The respondent contended that if he was required to bear the burden of the unpaid loan and also pay the appellant the fixed sum of $210,877.63 agreed upon, he would receive much less than the intended 50 per cent division of property. As such, he sought to have the consent orders varied. On 22 March 2021, the primary judge, varied the amount payable by the respondent to the appellant pursuant to the consent orders by reducing the fixed sum of $210,877.63 by one half of the outstanding loan amount of $110,223.73 because the consent orders had not achieved the intended division of property and a miscarriage of justice had occurred. Furthermore, the consent orders were said to be impracticable to be carried out.
The appellant submitted that the primary judge erred because the relevant criteria for varying the orders under s 90SN of the Act were not met. Furthermore, any shortfall in repayments of the loans caused by the properties that were to be sold not reaching the expected price was to be borne by the respondent alone.
Issue:
Whether or not the appeal should be allowed.
Applicable law:
Family Law Act 1975 (Cth) s 79 - provides for the conduct of alteration of property interests.
Family Law Act 1975 (Cth) s 79A - a remedial section designed to avoid a miscarriage of justice.
Family Law Act 1975 (Cth) s 90SN - provides for the means of varying and setting aside orders altering property interests.
Analysis:
The primary judge found there had been a miscarriage of justice because the consent orders were intended to effect an equal division of property and that neither the parties nor their legal advisors had contemplated the possibility that after the sale of the four properties there would be a shortfall in the repayment of the loans, the repayment of which would continue to be secured over Property C.
The appellant submitted that there was no miscarriage of justice because the sale of the four properties occurred after the making of the orders.
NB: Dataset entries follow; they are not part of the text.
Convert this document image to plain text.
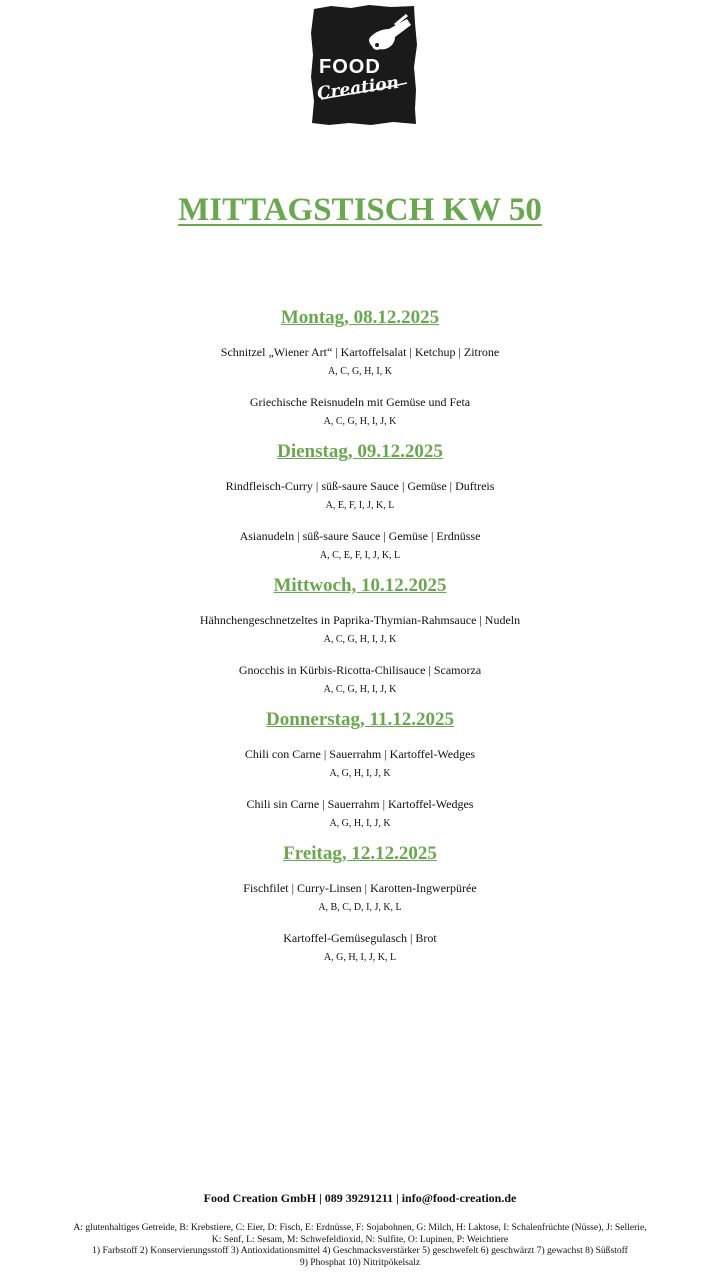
FOOD
Creation
MITTAGSTISCH KW 50
Montag, 08.12.2025
Schnitzel „Wiener Art“ | Kartoffelsalat | Ketchup | Zitrone
A, C, G, H, I, K
Griechische Reisnudeln mit Gemüse und Feta
A, C, G, H, I, J, K
Dienstag, 09.12.2025
Rindfleisch-Curry | süß-saure Sauce | Gemüse | Duftreis
A, E, F, I, J, K, L
Asianudeln | süß-saure Sauce | Gemüse | Erdnüsse
A, C, E, F, I, J, K, L
Mittwoch, 10.12.2025
Hähnchengeschnetzeltes in Paprika-Thymian-Rahmsauce | Nudeln
A, C, G, H, I, J, K
Gnocchis in Kürbis-Ricotta-Chilisauce | Scamorza
A, C, G, H, I, J, K
Donnerstag, 11.12.2025
Chili con Carne | Sauerrahm | Kartoffel-Wedges
A, G, H, I, J, K
Chili sin Carne | Sauerrahm | Kartoffel-Wedges
A, G, H, I, J, K
Freitag, 12.12.2025
Fischfilet | Curry-Linsen | Karotten-Ingwerpürée
A, B, C, D, I, J, K, L
Kartoffel-Gemüsegulasch | Brot
A, G, H, I, J, K, L
Food Creation GmbH | 089 39291211 | info@food-creation.de

A: glutenhaltiges Getreide, B: Krebstiere, C: Eier, D: Fisch, E: Erdnüsse, F: Sojabohnen, G: Milch, H: Laktose, I: Schalenfrüchte (Nüsse), J: Sellerie,

K: Senf, L: Sesam, M: Schwefeldioxid, N: Sulfite, O: Lupinen, P: Weichtiere

1) Farbstoff 2) Konservierungsstoff 3) Antioxidationsmittel 4) Geschmacksverstärker 5) geschwefelt 6) geschwärzt 7) gewachst 8) Süßstoff

9) Phosphat 10) Nitritpökelsalz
The primary judge failed to look at the financial effect of the respondent’s retention of Property C under Order 1.5 or its sale under Order 1.6 and the “shortfall” was not of such a magnitude as to give rise to a miscarriage of justice.
It was also contended that on the true construction of the consent orders, it was clear that any shortfall in the payment of the mortgages was to be borne by the respondent. Order 1.4 casts the obligation on the respondent to pay $210,877.63 to the appellant upon the sale of the second Australian property. Thus, it is submitted, the obligation to pay the lump sum could arise before all properties are sold and before the loans are fully repaid. The obligation to pay is an independent obligation and not connected with the proceeds of sale of the four properties.
Still, orders can be carried out because either the respondent can pay the appellant the agreed sum of $210,877.63 or Property C can be sold so as to realise the funds in order to make the payment. All that has occurred is that the burden of the outstanding mortgages has fallen onto Property C.
Conclusion:
The Court concluded that there was no miscarriage of justice, that the orders were not impracticable and can be put into effect. The Court allowed the appeal. The orders made on 22 March 2021 are to be set aside. The appellant’s application for enforcement is remitted for rehearing. The respondent’s application to vary the consent orders made on 12 May 2014 is dismissed.